死語化する?道義(正義)・道徳

“変化への対応”と“自己変革”。似て非なる表現だ。
変化する時代が人をつくり出すのだろうか。それとも、人が時代の変化を生み出すのだろうか。しばしば自問するものの正解が出ない。否、双方とも正解というべきか。
「私は獄中にいて当然殺されるほかないと考えたときも、いつも思いました。・・・『歴史においては、私は必ず勝利者になる』と。東西古今どこの歴史においても、国民の側に立った人、正義の側に立った人、歴史の進行と歩みをともにした人が敗北者になることは絶対になかった」
昨年他界した金大中韓国元大統領が岩波の『世界』83年9月号≪韓国現代史の問うもの≫のなかで語った一節だ。

金氏は≪行動する良心≫による≪道義政治の実現≫を一貫して説き続けた。そして、戦前も前後も、韓国民衆の願いを踏みにじってきた我が国に対し、「日本は尊敬される国になってほしい」と訴え続けた。
「今日の日本に於ける道徳の位置は最も危殆である。而も今の日本に於いて最も切要なるものは道徳である。道徳は現実に立って理想を仰ぎ、更にこの理想を現実化しようとする人間の行動である。人間は外の動物と違って意識的である。意識的であることはやがて意志的ということである。意志的とは与えられたる条件から全然独立することではなく、勿論この条件は制約せられるが、更にそれに反撥しそれを克服し、それ以外それ以上のものたらんとすることによって、新たな現実を作ることである。平たくいえば現下の日本がどうなるかというのではなく、それをどうするかが問題である。今の日本がどうあるかを見究め、これをどうにかせねばならぬ。この現実を立って理想を求め、それを現実化するという道徳的生活を外にして人間存在の意味はない」

こんにちの我が国現状の危機的状況を物語るような指摘だが、実は雑誌『世界』創刊号(1946年1月号)のなかの安倍能成氏による「剛毅と真実と智慧とを」の冒頭部だ。当時の幣原内閣の文相だった安倍氏、一高時代に岩波茂雄氏と親交を深め、岩波書店の最高顧問となり、『世界』の創刊にも携わった。
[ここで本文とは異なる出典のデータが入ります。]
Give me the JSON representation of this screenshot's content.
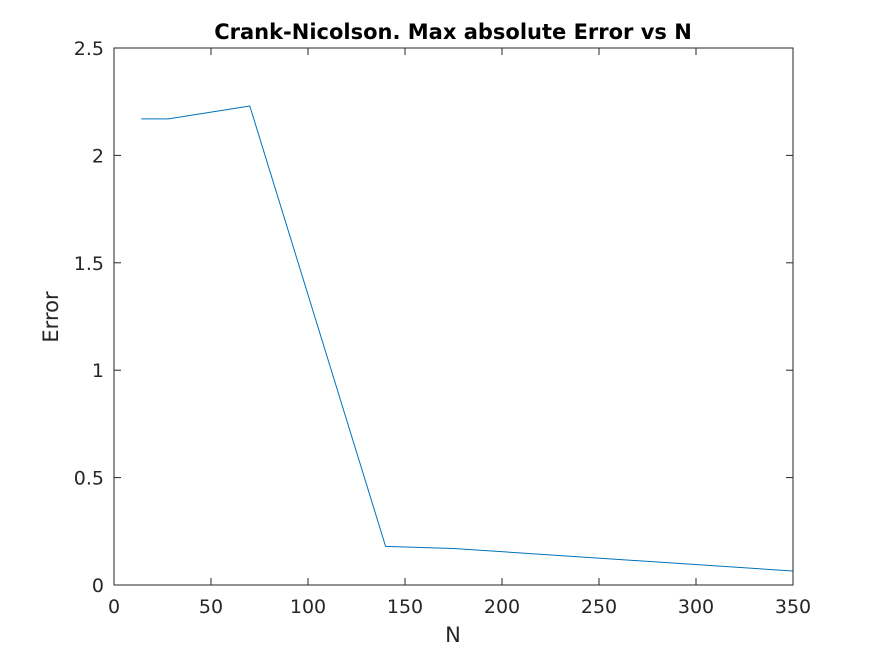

その後平和問題懇談会の代表となり、全面講和と中立主義を主張した同氏は、「剛毅と真実・・」を次のように結んでいる---
「・・今こそ真の意味に於ける文化国家、道義国家の建設が志されねぱならぬ。武力を有するものは武を瀆し、力を有する者は力に溺るるを免れない。武力なく権力乏しきものにも、文化を培い道義に立つことは許される。この道の外に日本の生きるべき道はない。而もこの道こそ、本当は国家の生きゆく栄光の道ではないか。真実を認識し、真実に堪え、智慧の光に導かれ、強く正しく、じっくり歩みゆく日本の前途に光明あれ」
これは安倍氏が敗戦後間もない45年11月に国民に訴えたものだ。

道義・道徳・文化などの言葉はnot concreteで空疎で非現実的、時代遅れか・・・。